1. “Because a portfolio contains more texts than a timed essay examination, it provides more evidence and therefore a broader basis for judgment, making decisions easier” (319). They dispute this claim by saying that readers cannot actually read portfolios holistically because of their containing multiple texts; these multiple texts “force readers to consider one text in light of the other” (319). Thus, decisions are more difficult because multiple texts and numerous characteristics of these texts must be considered.
2. “A portfolio will contain texts of more than one genre, and multiple genres also lead to a broader basis for judgments, making decisions easier” (319). They identify two underlying assumptions here–that quality of text will vary from genre to genre, and that a portfolio will have multiple genres. If quality does not differ, they say, then there is no viable reason to include multiple genres. If, on the other hand, it does differ, that makes readers’ decisions harder because they must move back and forth between texts, considering earlier texts in light of later texts. Additionally, they say that assumptions one and two seem to also assume that readers will attend to the entire portfolio, which they have not found to be the case. Typically readers move toward a decision while reading the first text and use the rest of their reading to support that decision. They also found that “readers tend to reduce the cognitive–and time–load in portfolio reading by finding short cuts to decisions” (322). Because of this, they claim that students who place their “best” text at the end of the portfolio might be doing themselves a disservice.

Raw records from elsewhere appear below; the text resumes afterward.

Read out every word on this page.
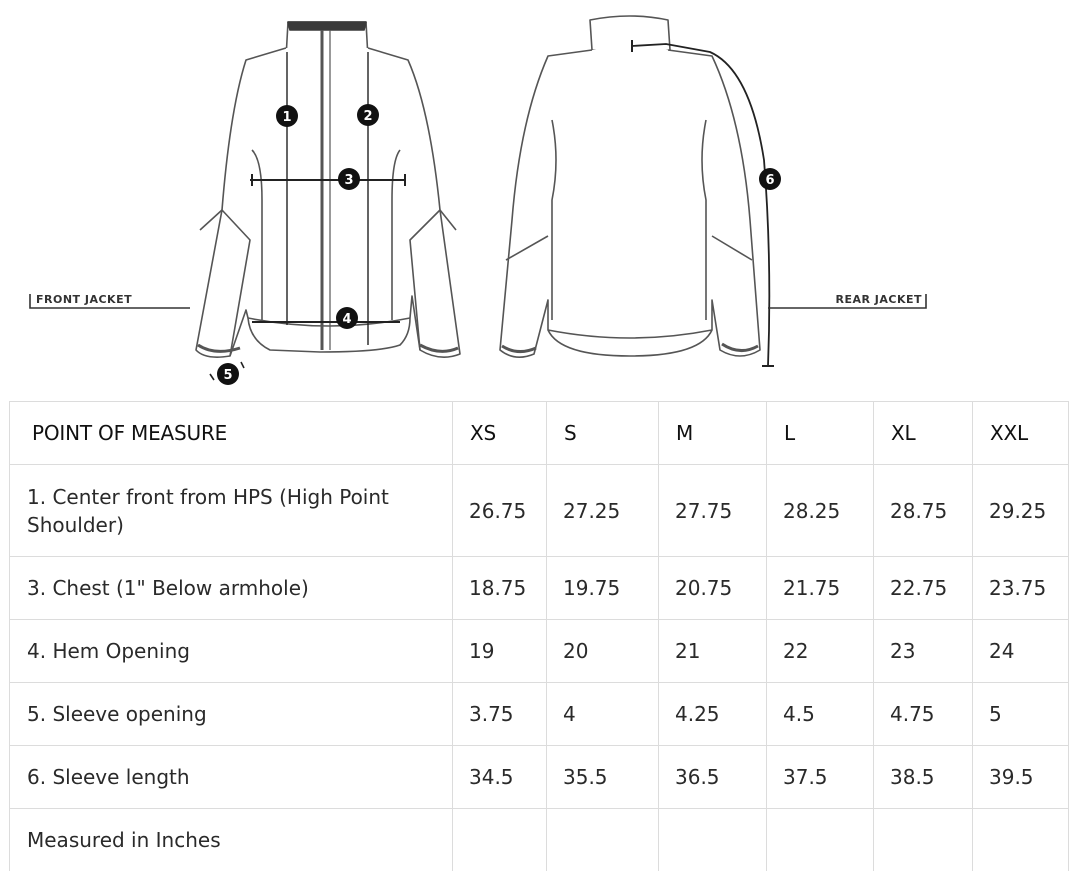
FRONT JACKET	REAR JACKET
1	2
3
4
5
6
POINT OF MEASURE	XS	S	M	L	XL	XXL
1. Center front from HPS (High Point Shoulder)	26.75	27.25	27.75	28.25	28.75	29.25
3. Chest (1" Below armhole)	18.75	19.75	20.75	21.75	22.75	23.75
4. Hem Opening	19	20	21	22	23	24
5. Sleeve opening	3.75	4	4.25	4.5	4.75	5
6. Sleeve length	34.5	35.5	36.5	37.5	38.5	39.5
Measured in Inches						
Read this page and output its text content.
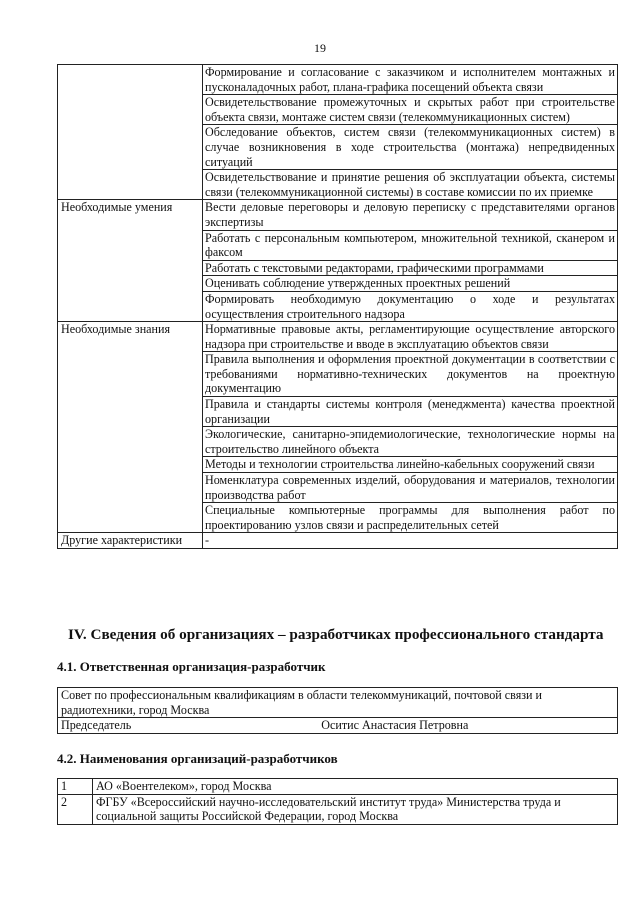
19
	Формирование и согласование с заказчиком и исполнителем монтажных и пусконаладочных работ, плана-графика посещений объекта связи
	Освидетельствование промежуточных и скрытых работ при строительстве объекта связи, монтаже систем связи (телекоммуникационных систем)
	Обследование объектов, систем связи (телекоммуникационных систем) в случае возникновения в ходе строительства (монтажа) непредвиденных ситуаций
	Освидетельствование и принятие решения об эксплуатации объекта, системы связи (телекоммуникационной системы) в составе комиссии по их приемке
Необходимые умения	Вести деловые переговоры и деловую переписку с представителями органов экспертизы
	Работать с персональным компьютером, множительной техникой, сканером и факсом
	Работать с текстовыми редакторами, графическими программами
	Оценивать соблюдение утвержденных проектных решений
	Формировать необходимую документацию о ходе и результатах осуществления строительного надзора
Необходимые знания	Нормативные правовые акты, регламентирующие осуществление авторского надзора при строительстве и вводе в эксплуатацию объектов связи
	Правила выполнения и оформления проектной документации в соответствии с требованиями нормативно-технических документов на проектную документацию
	Правила и стандарты системы контроля (менеджмента) качества проектной организации
	Экологические, санитарно-эпидемиологические, технологические нормы на строительство линейного объекта
	Методы и технологии строительства линейно-кабельных сооружений связи
	Номенклатура современных изделий, оборудования и материалов, технологии производства работ
	Специальные компьютерные программы для выполнения работ по проектированию узлов связи и распределительных сетей
Другие характеристики	-
IV. Сведения об организациях – разработчиках профессионального стандарта
4.1. Ответственная организация-разработчик
Совет по профессиональным квалификациям в области телекоммуникаций, почтовой связи и радиотехники, город Москва
Председатель	Оситис Анастасия Петровна
4.2. Наименования организаций-разработчиков
1	АО «Воентелеком», город Москва
2	ФГБУ «Всероссийский научно-исследовательский институт труда» Министерства труда и социальной защиты Российской Федерации, город Москва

3. “Portfolios will make process easier to see in a student’s writing and enable instructors to reward evidence of the ability to bring one’s own text significantly forward in quality” (323). Again, they found this to not be the case because their portfolios did not contain evidence of process–meaning multiple drafts, notes on revisions, etc. If we want to see evidence of process, they advise requiring multiple drafts of a text rather than several “polished” pieces (showcase portfolio).
4. “Portfolio assessment allows pedagogical and curricular values to be taken into account” (324). They claim that this is the case in their assessment because the “connection between curriculum and portfolio is carefully and consistently built” (324). In other words, they create many opportunities for faculty to come together and discuss the portfolios, their pedagogies, the curriculum, etc. Without this kind of working environment, the portfolio may not represent pedagogical and curricular values.

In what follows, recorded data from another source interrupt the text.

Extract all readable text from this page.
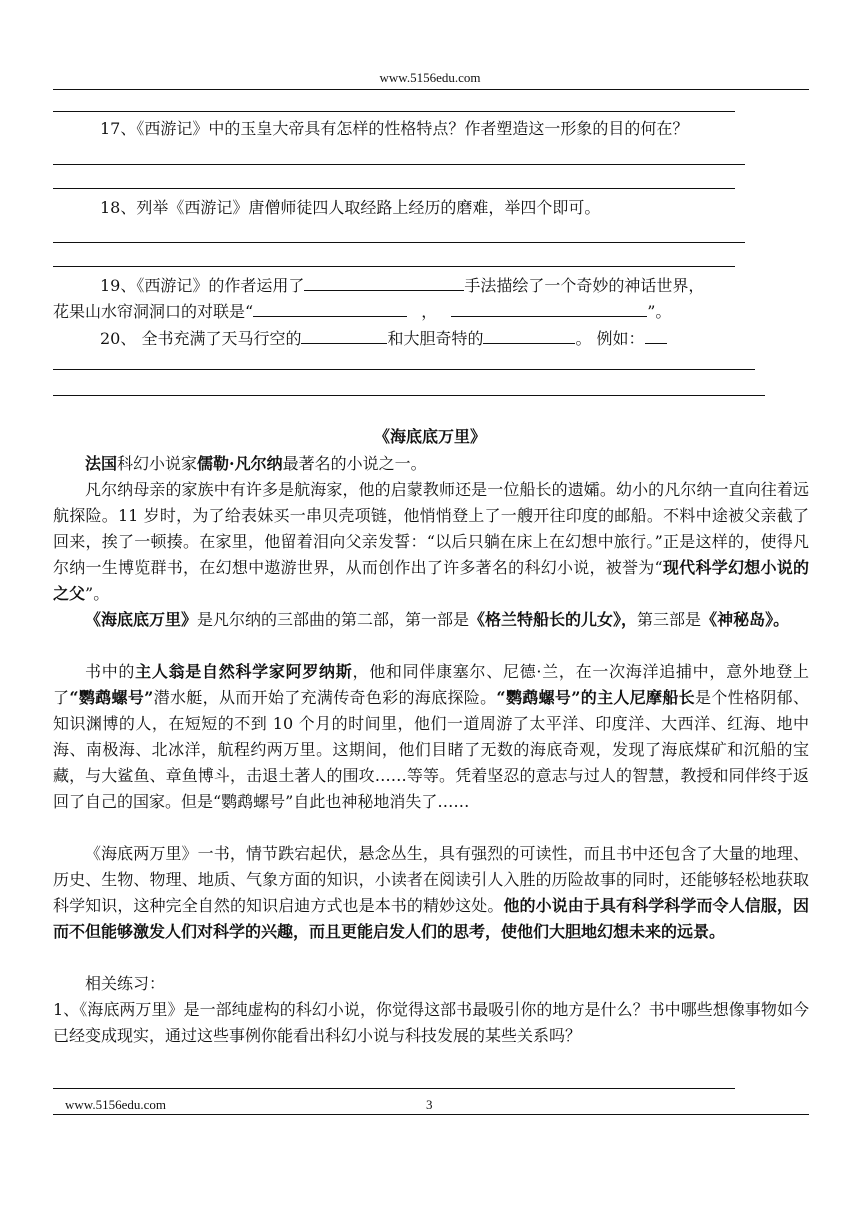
www.5156edu.com
17、《西游记》中的玉皇大帝具有怎样的性格特点？作者塑造这一形象的目的何在？
18、列举《西游记》唐僧师徒四人取经路上经历的磨难，举四个即可。
19、《西游记》的作者运用了	手法描绘了一个奇妙的神话世界，
花果山水帘洞洞口的对联是“	，	”。
20、 全书充满了天马行空的	和大胆奇特的	。 例如：
《海底底万里》
法国科幻小说家儒勒·凡尔纳最著名的小说之一。
凡尔纳母亲的家族中有许多是航海家，他的启蒙教师还是一位船长的遗孀。幼小的凡尔纳一直向往着远航探险。11 岁时，为了给表妹买一串贝壳项链，他悄悄登上了一艘开往印度的邮船。不料中途被父亲截了回来，挨了一顿揍。在家里，他留着泪向父亲发誓：“以后只躺在床上在幻想中旅行。”正是这样的，使得凡尔纳一生博览群书，在幻想中遨游世界，从而创作出了许多著名的科幻小说，被誉为“现代科学幻想小说的之父”。
《海底底万里》是凡尔纳的三部曲的第二部，第一部是《格兰特船长的儿女》，第三部是《神秘岛》。
书中的主人翁是自然科学家阿罗纳斯，他和同伴康塞尔、尼德·兰，在一次海洋追捕中，意外地登上了“鹦鹉螺号”潜水艇，从而开始了充满传奇色彩的海底探险。“鹦鹉螺号”的主人尼摩船长是个性格阴郁、知识渊博的人，在短短的不到 10 个月的时间里，他们一道周游了太平洋、印度洋、大西洋、红海、地中海、南极海、北冰洋，航程约两万里。这期间，他们目睹了无数的海底奇观，发现了海底煤矿和沉船的宝藏，与大鲨鱼、章鱼博斗，击退土著人的围攻……等等。凭着坚忍的意志与过人的智慧，教授和同伴终于返回了自己的国家。但是“鹦鹉螺号”自此也神秘地消失了……
《海底两万里》一书，情节跌宕起伏，悬念丛生，具有强烈的可读性，而且书中还包含了大量的地理、历史、生物、物理、地质、气象方面的知识，小读者在阅读引人入胜的历险故事的同时，还能够轻松地获取科学知识，这种完全自然的知识启迪方式也是本书的精妙这处。他的小说由于具有科学科学而令人信服，因而不但能够激发人们对科学的兴趣，而且更能启发人们的思考，使他们大胆地幻想未来的远景。
相关练习：
1、《海底两万里》是一部纯虚构的科幻小说，你觉得这部书最吸引你的地方是什么？书中哪些想像事物如今已经变成现实，通过这些事例你能看出科幻小说与科技发展的某些关系吗？
www.5156edu.com	3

5. “Portfolio assessment aids in building consensus in assessment and instruction” (325). Again, they claim that this is not necessarily always they case. The process of faculty working to find points of agreement and places of compromise is important for the success of this type of assessment.
Their ultimate conclusion is that portfolio assessment should be recursively revised based on faculty conversations, data from the assessment itself, knowledge of what does and does not seem to be working. They also conclude by debating the uses and limitations of external criteria.